For TU/e’s Industrial Design program, an intake restriction came into effect for the first time in the academic year 2018-2019, and then-Dean Aarnout Brombacher said at the time that his department’s aim in cutting back the intake for the coming years was to create room in order to set up a coherent research program. With the introduction of an intake restriction that set the limit at 150 students, the intake fell from 246 first-years in the previous year to only 130 first-year students in 2018. In subsequent years, the ID bachelor’s intake figures fluctuated around 140 students, but at the beginning of the current academic year, only 109 first-years started their studies, even though the intake limit had been raised to 200 students, according to the BI Portal. But now, prospective students will no longer have to apply for this program before January 15, 2023, and students who are not admitted elsewhere and those who are late in deciding on a course of study will get the opportunity to apply for this program too.
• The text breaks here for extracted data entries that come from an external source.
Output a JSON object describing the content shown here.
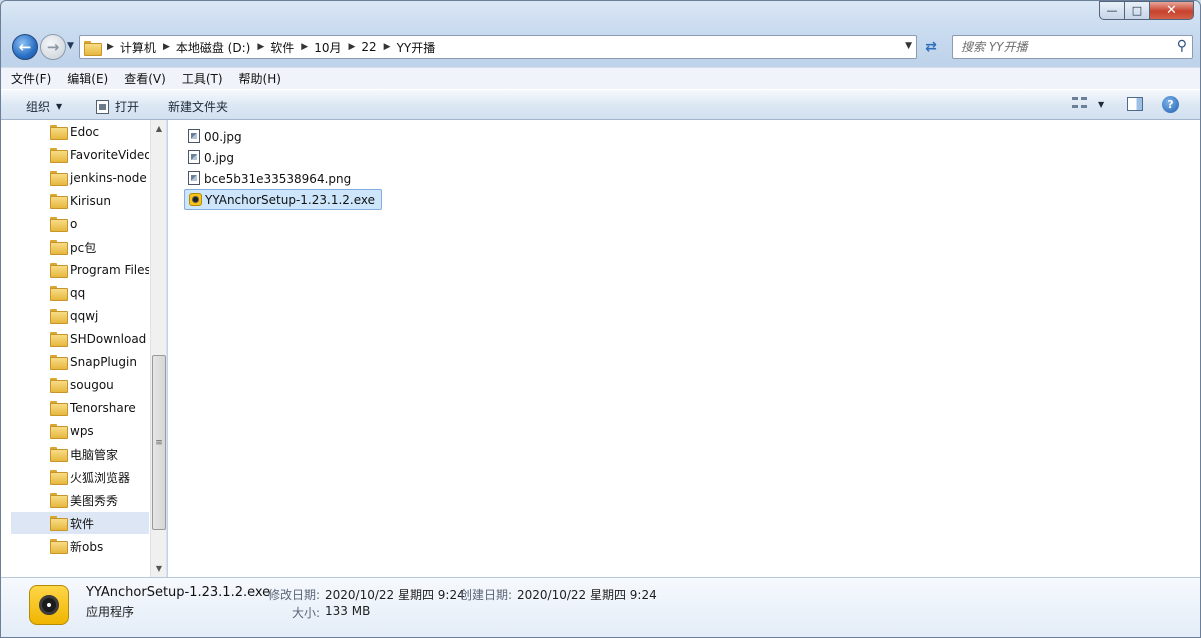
{
  "window": {
    "minimize": "—",
    "maximize": "□",
    "close": "✕"
  },
  "nav": {
    "back_icon": "←",
    "forward_icon": "→",
    "breadcrumbs": [
      "计算机",
      "本地磁盘 (D:)",
      "软件",
      "10月",
      "22",
      "YY开播"
    ],
    "search_placeholder": "搜索 YY开播"
  },
  "menu": [
    "文件(F)",
    "编辑(E)",
    "查看(V)",
    "工具(T)",
    "帮助(H)"
  ],
  "toolbar": {
    "organize": "组织",
    "open": "打开",
    "new_folder": "新建文件夹",
    "help": "?"
  },
  "sidebar": {
    "items": [
      {
        "label": "Edoc"
      },
      {
        "label": "FavoriteVideo"
      },
      {
        "label": "jenkins-node"
      },
      {
        "label": "Kirisun"
      },
      {
        "label": "o"
      },
      {
        "label": "pc包"
      },
      {
        "label": "Program Files"
      },
      {
        "label": "qq"
      },
      {
        "label": "qqwj"
      },
      {
        "label": "SHDownload"
      },
      {
        "label": "SnapPlugin"
      },
      {
        "label": "sougou"
      },
      {
        "label": "Tenorshare"
      },
      {
        "label": "wps"
      },
      {
        "label": "电脑管家"
      },
      {
        "label": "火狐浏览器"
      },
      {
        "label": "美图秀秀"
      },
      {
        "label": "软件",
        "selected": true
      },
      {
        "label": "新obs"
      }
    ]
  },
  "files": [
    {
      "name": "00.jpg",
      "icon": "image-file-icon"
    },
    {
      "name": "0.jpg",
      "icon": "image-file-icon"
    },
    {
      "name": "bce5b31e33538964.png",
      "icon": "image-file-icon"
    },
    {
      "name": "YYAnchorSetup-1.23.1.2.exe",
      "icon": "yy-exe-icon",
      "selected": true
    }
  ],
  "details": {
    "name": "YYAnchorSetup-1.23.1.2.exe",
    "type": "应用程序",
    "modified_label": "修改日期:",
    "modified_value": "2020/10/22 星期四 9:24",
    "created_label": "创建日期:",
    "created_value": "2020/10/22 星期四 9:24",
    "size_label": "大小:",
    "size_value": "133 MB"
  }
}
Criticism of selection system
In recent years, there has been growing criticism of the at-the-gate selections made by programs that cannot handle the large intake numbers. In 2017, the Inspectorate of Education found that this selection system works to the detriment of men in particular and of candidates with non-Western migration backgrounds. In September of this year, the Inspectorate published a new report on self-selection: some prospective students are deterred by such an admission procedure, and opt for another program for that reason alone.
For the sake of equal opportunities, a political majority wants to reinstate the lottery system. Drawing lots has been prohibited since 2017 and restricted intake programs are required to select their students one by one. As far as Minister Robbert Dijkgraaf is concerned, restricted intake programs should once again be allowed to choose between drawing lots or selection. If the legislative amendment is adopted, the new rules will come into effect in 2024, starting with the application for the academic year 2024-2025.